To better understand the tradition of grinding as fine as possible for Turkish, Greek, and Arabic coffees, we spoke to Professor Steven Abbott, a world expert on the science of foams.
Many of the traditional coffee grinders found in supermarkets and coffee shops of the Eastern Mediteranean are similar in stature and shape to the well-known EK43 grinder. In lieu of steel burrs, however, many of them are fitted with stone grinding discs featuring a very wide diameter, 15–20 centimetres. This allows them to grind superfine, similar to the way the granite rollers of a chocolate conche allow chocolate makers to grind cocoa solids to a mean particles size distribution below 20 microns.
A similar ultrafine grind is sought by the millers who use granite stone mills to turn green tea into matcha powder. Matcha mills typically rotate extremely slowly, at around 30 rpm.
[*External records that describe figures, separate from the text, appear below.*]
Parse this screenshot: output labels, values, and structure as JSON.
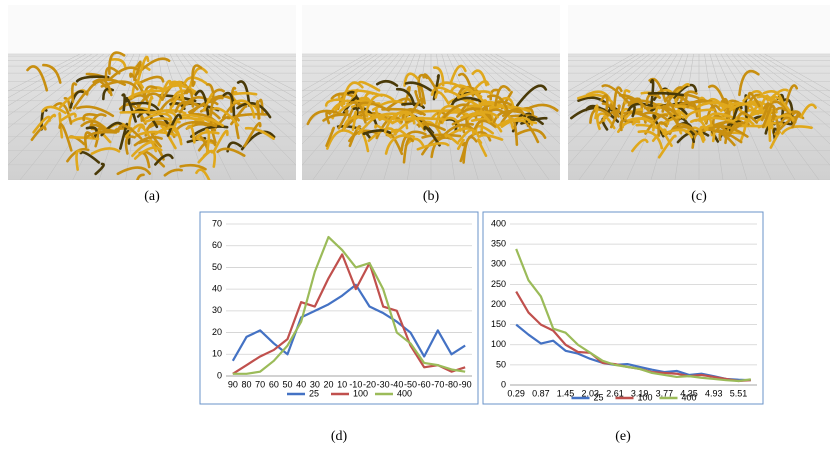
{
  "figures": [
    {
      "caption": "(a)"
    },
    {
      "caption": "(b)"
    },
    {
      "caption": "(c)"
    }
  ],
  "chart_data": [
    {
      "type": "line",
      "caption": "(d)",
      "categories": [
        "90",
        "80",
        "70",
        "60",
        "50",
        "40",
        "30",
        "20",
        "10",
        "-10",
        "-20",
        "-30",
        "-40",
        "-50",
        "-60",
        "-70",
        "-80",
        "-90"
      ],
      "series": [
        {
          "name": "25",
          "color": "#4472c4",
          "values": [
            7,
            18,
            21,
            15,
            10,
            27,
            30,
            33,
            37,
            42,
            32,
            29,
            25,
            20,
            9,
            21,
            10,
            14
          ]
        },
        {
          "name": "100",
          "color": "#c0504d",
          "values": [
            1,
            5,
            9,
            12,
            17,
            34,
            32,
            45,
            56,
            40,
            52,
            32,
            30,
            14,
            4,
            5,
            2,
            4
          ]
        },
        {
          "name": "400",
          "color": "#9bbb59",
          "values": [
            1,
            1,
            2,
            7,
            14,
            25,
            48,
            64,
            58,
            50,
            52,
            40,
            20,
            15,
            6,
            5,
            3,
            2
          ]
        }
      ],
      "ylim": [
        0,
        70
      ],
      "yticks": [
        0,
        10,
        20,
        30,
        40,
        50,
        60,
        70
      ],
      "grid": true,
      "legend": "bottom"
    },
    {
      "type": "line",
      "caption": "(e)",
      "categories": [
        "0.29",
        null,
        "0.87",
        null,
        "1.45",
        null,
        "2.03",
        null,
        "2.61",
        null,
        "3.19",
        null,
        "3.77",
        null,
        "4.35",
        null,
        "4.93",
        null,
        "5.51",
        null
      ],
      "series": [
        {
          "name": "25",
          "color": "#4472c4",
          "values": [
            150,
            125,
            103,
            110,
            85,
            78,
            65,
            55,
            50,
            52,
            45,
            38,
            32,
            35,
            25,
            28,
            22,
            15,
            13,
            12
          ]
        },
        {
          "name": "100",
          "color": "#c0504d",
          "values": [
            232,
            180,
            150,
            135,
            100,
            82,
            80,
            55,
            52,
            45,
            40,
            32,
            30,
            28,
            22,
            25,
            20,
            15,
            10,
            12
          ]
        },
        {
          "name": "400",
          "color": "#9bbb59",
          "values": [
            338,
            260,
            220,
            140,
            130,
            100,
            80,
            60,
            50,
            45,
            40,
            30,
            25,
            20,
            22,
            18,
            15,
            12,
            10,
            14
          ]
        }
      ],
      "ylim": [
        0,
        400
      ],
      "yticks": [
        0,
        50,
        100,
        150,
        200,
        250,
        300,
        350,
        400
      ],
      "grid": true,
      "legend": "bottom"
    }
  ]
}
A faster rpm leads to a larger particle size when stone milling — and with matcha, as with chocolate, ‘the finer the grind, the better’.
Pictures: A small matcha stone mill.
This has not been our experience with coffee, though. We preferred the taste of a brew produced with a slightly coarser grind. If flavour is not improved by grinding coffee ultrafine, we wondered, why is fine-grinding the norm?
Professor Abbott suggested that we first identify the source of the majority of a cezve’s bubbles. Do they form from the steam as the water in the bottom of the cezve boils, or do they derive from gas dissolved in the water and the coffee?
We prepared some cezve brews with water we had boiled and then cooled. This process degassed the water, and it allowed us to ensure dissolved gases weren’t a contributor to the formation of raghweh. This approach made no significant change in raghweh.